José Cancela Moura: "La dolce vita"

29 de julho de 2021
PSD Justiça portugal DDT

Os melhores amigos dos banqueiros são normalmente outros banqueiros. E quem tem banqueiros entre os amigos, tem amigos para a vida, uma porta que nunca se fecha, mesmo quando caem em desgraça.

Mesmo na “ruína”, os ex-banqueiros continuam a levar a vida que sempre tiveram e que a maioria do comum dos mortais nunca teve. Isto porque, normalmente, acumularam muita riqueza, em muitos casos oculta, e têm uma árvore genealógica que gravita em torno de uma rede promíscua de gente habilitada em urdir influências sobre ex-membros do Governo, gestores, empresários, consultores, diretores de órgãos de comunicação, lobistas e especialistas em manipulação da realidade. 

Não são só os factos que precipitam o colapso dos bancos. É a própria essência da natureza humana que vem à tona após a derrocada dos impérios financeiros, construídos à custa de uma teia de poder que explora todas as falhas dos Estados, a omissão dos sistemas de regulação e o dinheiro dos outros.

A justiça autorizou a deslocação de Ricardo Salgado, à Suíça, por razões de saúde, mas não antecipou que este poderia trocar a Comporta e abusar deste pedido de autorização para dar um saltinho à Sardenha.

O arguido-chave da Operação Marquês, deitou mão da lei para estar ausente das sessões de tribunal, invocando os riscos associados à pandemia. Só que, sabemos todos, Salgado se passeou agora em férias, sem máscara, pelas ruas da ilha, quando semanas antes justificara a sua ausência para comparecer em tribunal, com medo da propagação da doença. Afinal, a pandemia foi um pretexto para ir de férias. 

A viagem de Salgado à Sardenha é uma inqualificável provocação a quem acredita no primado da justiça. O país real que já desconfia que, no caso, seja feita justiça, não compreende, de todo, direitos e fundamentos legais, que ferem a probidade da vida em sociedade.
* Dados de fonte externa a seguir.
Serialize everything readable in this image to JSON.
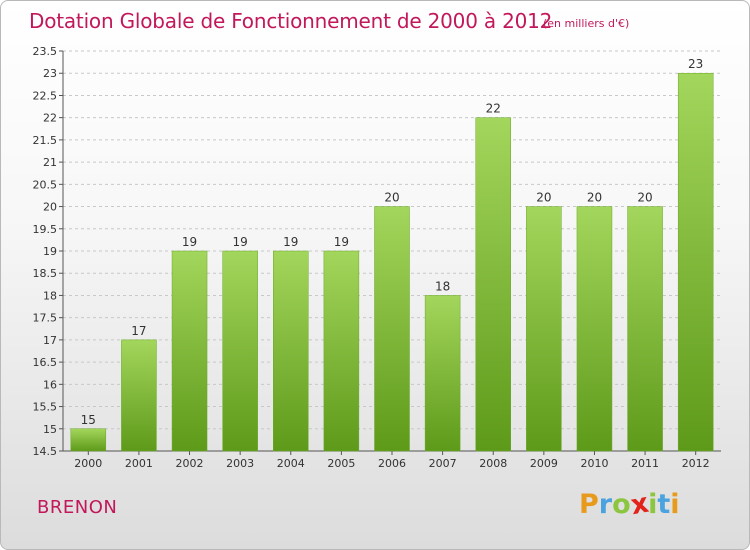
{
  "chart_data": {
    "type": "bar",
    "title": "Dotation Globale de Fonctionnement de 2000 à 2012",
    "unit": "(en milliers d'€)",
    "categories": [
      "2000",
      "2001",
      "2002",
      "2003",
      "2004",
      "2005",
      "2006",
      "2007",
      "2008",
      "2009",
      "2010",
      "2011",
      "2012"
    ],
    "values": [
      15,
      17,
      19,
      19,
      19,
      19,
      20,
      18,
      22,
      20,
      20,
      20,
      23
    ],
    "ylim": [
      14.5,
      23.5
    ],
    "yticks": [
      "14.5",
      "15",
      "15.5",
      "16",
      "16.5",
      "17",
      "17.5",
      "18",
      "18.5",
      "19",
      "19.5",
      "20",
      "20.5",
      "21",
      "21.5",
      "22",
      "22.5",
      "23",
      "23.5"
    ],
    "grid": true,
    "bar_color": "#7ab830"
  },
  "commune": "BRENON",
  "logo": {
    "letters": [
      {
        "ch": "P",
        "color": "#e89a1d"
      },
      {
        "ch": "r",
        "color": "#4aa3df"
      },
      {
        "ch": "o",
        "color": "#8cc63f"
      },
      {
        "ch": "x",
        "color": "#e2231a"
      },
      {
        "ch": "i",
        "color": "#8cc63f"
      },
      {
        "ch": "t",
        "color": "#4aa3df"
      },
      {
        "ch": "i",
        "color": "#e89a1d"
      }
    ]
  }
}
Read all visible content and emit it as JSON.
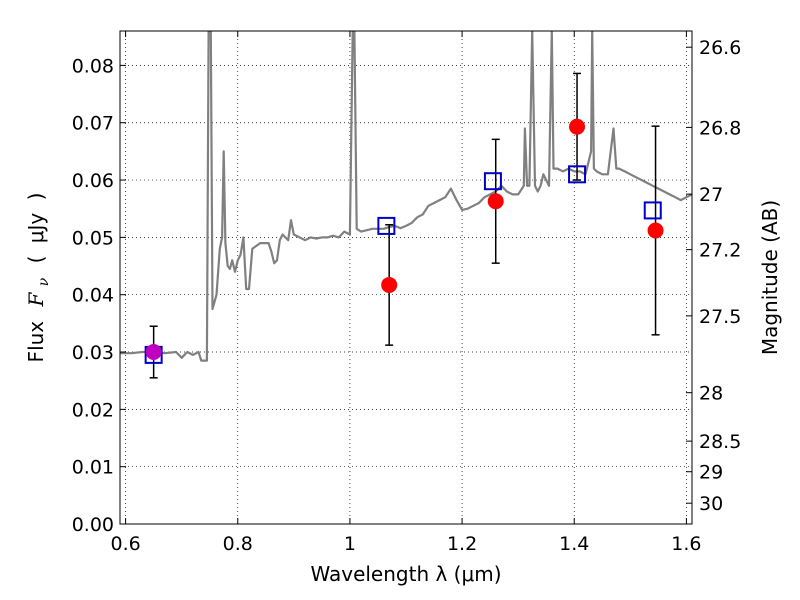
{
  "chart_data": {
    "type": "scatter",
    "title": "",
    "xlabel": "Wavelength  λ (μm)",
    "ylabel": "Flux  F_ν  ( μJy )",
    "ylabel_parts": {
      "flux": "Flux",
      "fnu": "F",
      "nu": "ν",
      "open": "(",
      "unit": "μJy",
      "close": ")"
    },
    "y2label": "Magnitude (AB)",
    "xlim": [
      0.59,
      1.61
    ],
    "ylim": [
      0.0,
      0.086
    ],
    "x_ticks": [
      0.6,
      0.8,
      1.0,
      1.2,
      1.4,
      1.6
    ],
    "x_tick_labels": [
      "0.6",
      "0.8",
      "1",
      "1.2",
      "1.4",
      "1.6"
    ],
    "y_ticks": [
      0.0,
      0.01,
      0.02,
      0.03,
      0.04,
      0.05,
      0.06,
      0.07,
      0.08
    ],
    "y_tick_labels": [
      "0.00",
      "0.01",
      "0.02",
      "0.03",
      "0.04",
      "0.05",
      "0.06",
      "0.07",
      "0.08"
    ],
    "y2_ticks": [
      26.6,
      26.8,
      27.0,
      27.2,
      27.5,
      28.0,
      28.5,
      29.0,
      30.0
    ],
    "y2_tick_labels": [
      "26.6",
      "26.8",
      "27",
      "27.2",
      "27.5",
      "28",
      "28.5",
      "29",
      "30"
    ],
    "grid": true,
    "colors": {
      "model": "#808080",
      "observed": "#ff0000",
      "observed_blue_band": "#bf00bf",
      "synthetic": "#0000cc",
      "errorbar": "#000000",
      "grid": "#000000"
    },
    "series": [
      {
        "kind": "model_spectrum",
        "points": [
          [
            0.59,
            0.0298
          ],
          [
            0.61,
            0.0298
          ],
          [
            0.63,
            0.03
          ],
          [
            0.65,
            0.03
          ],
          [
            0.67,
            0.0298
          ],
          [
            0.69,
            0.03
          ],
          [
            0.7,
            0.029
          ],
          [
            0.71,
            0.03
          ],
          [
            0.72,
            0.0295
          ],
          [
            0.73,
            0.03
          ],
          [
            0.735,
            0.0285
          ],
          [
            0.745,
            0.0285
          ],
          [
            0.748,
            0.086
          ],
          [
            0.752,
            0.086
          ],
          [
            0.755,
            0.0375
          ],
          [
            0.762,
            0.04
          ],
          [
            0.768,
            0.048
          ],
          [
            0.772,
            0.05
          ],
          [
            0.775,
            0.065
          ],
          [
            0.778,
            0.049
          ],
          [
            0.782,
            0.045
          ],
          [
            0.786,
            0.0445
          ],
          [
            0.79,
            0.046
          ],
          [
            0.795,
            0.044
          ],
          [
            0.8,
            0.046
          ],
          [
            0.805,
            0.047
          ],
          [
            0.81,
            0.05
          ],
          [
            0.815,
            0.041
          ],
          [
            0.82,
            0.041
          ],
          [
            0.826,
            0.048
          ],
          [
            0.84,
            0.049
          ],
          [
            0.855,
            0.049
          ],
          [
            0.86,
            0.0475
          ],
          [
            0.865,
            0.0455
          ],
          [
            0.87,
            0.046
          ],
          [
            0.875,
            0.0495
          ],
          [
            0.88,
            0.0505
          ],
          [
            0.885,
            0.05
          ],
          [
            0.89,
            0.0495
          ],
          [
            0.895,
            0.053
          ],
          [
            0.9,
            0.0505
          ],
          [
            0.91,
            0.05
          ],
          [
            0.92,
            0.0495
          ],
          [
            0.93,
            0.05
          ],
          [
            0.94,
            0.0498
          ],
          [
            0.95,
            0.05
          ],
          [
            0.96,
            0.05
          ],
          [
            0.97,
            0.0503
          ],
          [
            0.98,
            0.05
          ],
          [
            0.99,
            0.051
          ],
          [
            1.0,
            0.0505
          ],
          [
            1.005,
            0.086
          ],
          [
            1.008,
            0.086
          ],
          [
            1.012,
            0.0515
          ],
          [
            1.02,
            0.051
          ],
          [
            1.04,
            0.0515
          ],
          [
            1.06,
            0.0515
          ],
          [
            1.07,
            0.0518
          ],
          [
            1.08,
            0.052
          ],
          [
            1.09,
            0.0516
          ],
          [
            1.1,
            0.052
          ],
          [
            1.11,
            0.0525
          ],
          [
            1.12,
            0.0535
          ],
          [
            1.13,
            0.054
          ],
          [
            1.14,
            0.0555
          ],
          [
            1.15,
            0.056
          ],
          [
            1.16,
            0.0565
          ],
          [
            1.17,
            0.057
          ],
          [
            1.18,
            0.0585
          ],
          [
            1.19,
            0.0565
          ],
          [
            1.2,
            0.0548
          ],
          [
            1.21,
            0.055
          ],
          [
            1.22,
            0.0555
          ],
          [
            1.23,
            0.056
          ],
          [
            1.24,
            0.057
          ],
          [
            1.25,
            0.0575
          ],
          [
            1.26,
            0.058
          ],
          [
            1.27,
            0.059
          ],
          [
            1.28,
            0.058
          ],
          [
            1.29,
            0.0575
          ],
          [
            1.3,
            0.0575
          ],
          [
            1.31,
            0.059
          ],
          [
            1.312,
            0.069
          ],
          [
            1.316,
            0.059
          ],
          [
            1.32,
            0.059
          ],
          [
            1.325,
            0.086
          ],
          [
            1.33,
            0.059
          ],
          [
            1.335,
            0.058
          ],
          [
            1.34,
            0.059
          ],
          [
            1.345,
            0.061
          ],
          [
            1.35,
            0.06
          ],
          [
            1.355,
            0.059
          ],
          [
            1.36,
            0.086
          ],
          [
            1.363,
            0.062
          ],
          [
            1.37,
            0.062
          ],
          [
            1.38,
            0.0615
          ],
          [
            1.39,
            0.062
          ],
          [
            1.4,
            0.0615
          ],
          [
            1.41,
            0.0615
          ],
          [
            1.42,
            0.061
          ],
          [
            1.43,
            0.065
          ],
          [
            1.432,
            0.086
          ],
          [
            1.435,
            0.062
          ],
          [
            1.44,
            0.0615
          ],
          [
            1.45,
            0.061
          ],
          [
            1.46,
            0.061
          ],
          [
            1.47,
            0.069
          ],
          [
            1.475,
            0.062
          ],
          [
            1.48,
            0.062
          ],
          [
            1.49,
            0.0615
          ],
          [
            1.5,
            0.061
          ],
          [
            1.51,
            0.0605
          ],
          [
            1.52,
            0.06
          ],
          [
            1.53,
            0.0595
          ],
          [
            1.54,
            0.059
          ],
          [
            1.55,
            0.0585
          ],
          [
            1.56,
            0.058
          ],
          [
            1.57,
            0.0575
          ],
          [
            1.58,
            0.057
          ],
          [
            1.59,
            0.0565
          ],
          [
            1.6,
            0.057
          ],
          [
            1.61,
            0.0575
          ]
        ]
      },
      {
        "kind": "observed",
        "points": [
          {
            "x": 0.65,
            "y": 0.03,
            "err_lo": 0.0045,
            "err_hi": 0.0045,
            "color": "#bf00bf"
          },
          {
            "x": 1.07,
            "y": 0.0417,
            "err_lo": 0.0105,
            "err_hi": 0.0105,
            "color": "#ff0000"
          },
          {
            "x": 1.26,
            "y": 0.0563,
            "err_lo": 0.0108,
            "err_hi": 0.0108,
            "color": "#ff0000"
          },
          {
            "x": 1.405,
            "y": 0.0693,
            "err_lo": 0.0093,
            "err_hi": 0.0093,
            "color": "#ff0000"
          },
          {
            "x": 1.545,
            "y": 0.0512,
            "err_lo": 0.0182,
            "err_hi": 0.0182,
            "color": "#ff0000"
          }
        ]
      },
      {
        "kind": "synthetic",
        "points": [
          {
            "x": 0.65,
            "y": 0.0295
          },
          {
            "x": 1.065,
            "y": 0.052
          },
          {
            "x": 1.255,
            "y": 0.0598
          },
          {
            "x": 1.405,
            "y": 0.061
          },
          {
            "x": 1.54,
            "y": 0.0547
          }
        ]
      }
    ]
  }
}
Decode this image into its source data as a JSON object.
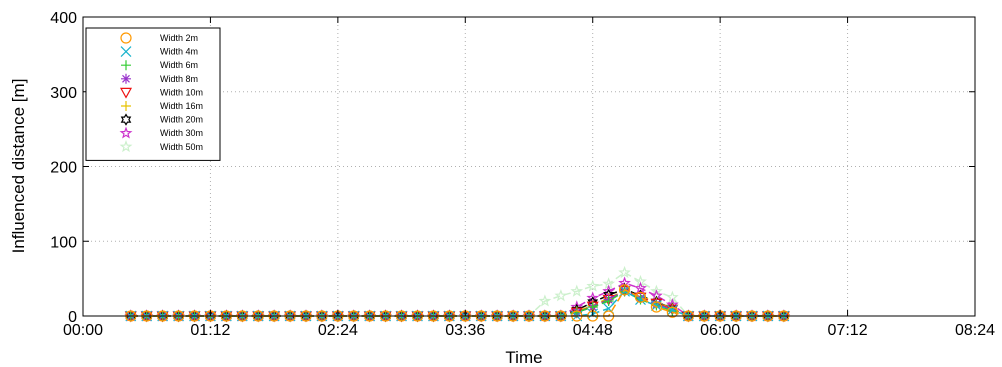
{
  "chart_data": {
    "type": "line",
    "xlabel": "Time",
    "ylabel": "Influenced distance [m]",
    "x_ticks": [
      "00:00",
      "01:12",
      "02:24",
      "03:36",
      "04:48",
      "06:00",
      "07:12",
      "08:24"
    ],
    "x_tick_values": [
      0,
      72,
      144,
      216,
      288,
      360,
      432,
      504
    ],
    "xlim": [
      0,
      504
    ],
    "ylim": [
      0,
      400
    ],
    "y_ticks": [
      0,
      100,
      200,
      300,
      400
    ],
    "grid": true,
    "legend_position": "top-left",
    "x": [
      27,
      36,
      45,
      54,
      63,
      72,
      81,
      90,
      99,
      108,
      117,
      126,
      135,
      144,
      153,
      162,
      171,
      180,
      189,
      198,
      207,
      216,
      225,
      234,
      243,
      252,
      261,
      270,
      279,
      288,
      297,
      306,
      315,
      324,
      333,
      342,
      351,
      360,
      369,
      378,
      387,
      396
    ],
    "series": [
      {
        "name": "Width 2m",
        "color": "#ff9900",
        "marker": "circle",
        "values": [
          0,
          0,
          0,
          0,
          0,
          0,
          0,
          0,
          0,
          0,
          0,
          0,
          0,
          0,
          0,
          0,
          0,
          0,
          0,
          0,
          0,
          0,
          0,
          0,
          0,
          0,
          0,
          0,
          0,
          0,
          0,
          35,
          25,
          12,
          5,
          0,
          0,
          0,
          0,
          0,
          0,
          0
        ]
      },
      {
        "name": "Width 4m",
        "color": "#19b3cc",
        "marker": "x",
        "values": [
          0,
          0,
          0,
          0,
          0,
          0,
          0,
          0,
          0,
          0,
          0,
          0,
          0,
          0,
          0,
          0,
          0,
          0,
          0,
          0,
          0,
          0,
          0,
          0,
          0,
          0,
          0,
          0,
          0,
          3,
          10,
          33,
          22,
          14,
          8,
          0,
          0,
          0,
          0,
          0,
          0,
          0
        ]
      },
      {
        "name": "Width 6m",
        "color": "#33cc33",
        "marker": "plus",
        "values": [
          0,
          0,
          0,
          0,
          0,
          0,
          0,
          0,
          0,
          0,
          0,
          0,
          0,
          0,
          0,
          0,
          0,
          0,
          0,
          0,
          0,
          0,
          0,
          0,
          0,
          0,
          0,
          0,
          5,
          12,
          20,
          33,
          22,
          14,
          7,
          0,
          0,
          0,
          0,
          0,
          0,
          0
        ]
      },
      {
        "name": "Width 8m",
        "color": "#9933cc",
        "marker": "star",
        "values": [
          0,
          0,
          0,
          0,
          0,
          0,
          0,
          0,
          0,
          0,
          0,
          0,
          0,
          0,
          0,
          0,
          0,
          0,
          0,
          0,
          0,
          0,
          0,
          0,
          0,
          0,
          0,
          0,
          5,
          12,
          22,
          34,
          24,
          16,
          8,
          0,
          0,
          0,
          0,
          0,
          0,
          0
        ]
      },
      {
        "name": "Width 10m",
        "color": "#ee1111",
        "marker": "triangle-down",
        "values": [
          0,
          0,
          0,
          0,
          0,
          0,
          0,
          0,
          0,
          0,
          0,
          0,
          0,
          0,
          0,
          0,
          0,
          0,
          0,
          0,
          0,
          0,
          0,
          0,
          0,
          0,
          0,
          0,
          5,
          13,
          22,
          34,
          25,
          17,
          9,
          0,
          0,
          0,
          0,
          0,
          0,
          0
        ]
      },
      {
        "name": "Width 16m",
        "color": "#e6c200",
        "marker": "plus",
        "values": [
          0,
          0,
          0,
          0,
          0,
          0,
          0,
          0,
          0,
          0,
          0,
          0,
          0,
          0,
          0,
          0,
          0,
          0,
          0,
          0,
          0,
          0,
          0,
          0,
          0,
          0,
          0,
          0,
          6,
          14,
          24,
          34,
          26,
          18,
          10,
          0,
          0,
          0,
          0,
          0,
          0,
          0
        ]
      },
      {
        "name": "Width 20m",
        "color": "#000000",
        "marker": "hexagram",
        "values": [
          0,
          0,
          0,
          0,
          0,
          0,
          0,
          0,
          0,
          0,
          0,
          0,
          0,
          0,
          0,
          0,
          0,
          0,
          0,
          0,
          0,
          0,
          0,
          0,
          0,
          0,
          0,
          0,
          8,
          18,
          28,
          36,
          27,
          19,
          10,
          0,
          0,
          0,
          0,
          0,
          0,
          0
        ]
      },
      {
        "name": "Width 30m",
        "color": "#cc33cc",
        "marker": "pentagram",
        "values": [
          0,
          0,
          0,
          0,
          0,
          0,
          0,
          0,
          0,
          0,
          0,
          0,
          0,
          0,
          0,
          0,
          0,
          0,
          0,
          0,
          0,
          0,
          0,
          0,
          0,
          0,
          0,
          0,
          12,
          24,
          33,
          44,
          37,
          27,
          15,
          0,
          0,
          0,
          0,
          0,
          0,
          0
        ]
      },
      {
        "name": "Width 50m",
        "color": "#ccf0cc",
        "marker": "pentagram",
        "values": [
          0,
          0,
          0,
          0,
          0,
          0,
          0,
          0,
          0,
          0,
          0,
          0,
          0,
          0,
          0,
          0,
          0,
          0,
          0,
          0,
          0,
          0,
          0,
          0,
          0,
          0,
          20,
          27,
          33,
          40,
          43,
          58,
          46,
          33,
          25,
          0,
          0,
          0,
          0,
          0,
          0,
          0
        ]
      }
    ]
  }
}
Pode um arguido, responsável pela destruição da poupança de milhares de depositantes e pela falência de um grupo financeiro com 150 anos, ter o direito de exibir-se com esta naturalidade, num destino turístico de luxo? 

Viajar pode até não ser um luxo, mas neste contexto, não pode colocar este arguido em situação de privilégio, como que acima da lei. A viagem de Salgado à Sardenha é a maior afronta e a maior falta de senso perante um país que paga, e vai continuar a pagar, os esquemas ruinosos da banca, das últimas três décadas.

Salgado, que confidenciara aos primos “estar rodeado de aldrabões”, tal era a quantidade de luvas que a corte lhe pedia para que pudesse concretizar favores, pode até estar a marimbar-se para justiça, face aos seus 77 anos de vida. A justiça é que não pode, nem deve permitir mais equívocos. A justiça está do lado do povo e do Estado de Direito ou de um arguido privilegiado pelo sistema judicial? 

Ricardo Salgado, que foi o Dono Disto Tudo, brinca com a justiça e o resultado final pode ser uma sentença anedótica, que só não dará para rir porque há aforradores que perderam todas as suas poupanças, perante uma matilha insaciável que abusou da sua confiança.
 
Os lesados do DDT, depositantes e pequenos acionistas, provavelmente vão ficar de mãos a abanar e nunca terão a merecida reforma para a qual se sacrificaram numa vida de trabalho, enquanto o principal suspeito pelo crime alimenta la dolce vita, à grande e à francesa, no conforto do bom e do melhor. Afinal, às vezes, o crime compensa. 

A caução de três milhões de euros, que o arguido teve de pagar para aguardar julgamento em liberdade, já foi um mau indício. A justiça não anda bem quando permite que um arguido aguarde julgamento em liberdade, a troco de uma caução de trocos, quando se suspeita da titularidade de muitos milhões em offshores.

Mas estas autorizações de saída para o estrangeiro ameaçam abrir um fosso ainda maior entre as autoridades judiciárias e os cidadãos. Por este andar, ainda concedem uma precária a Armando Vara, para passar férias nas Maldivas.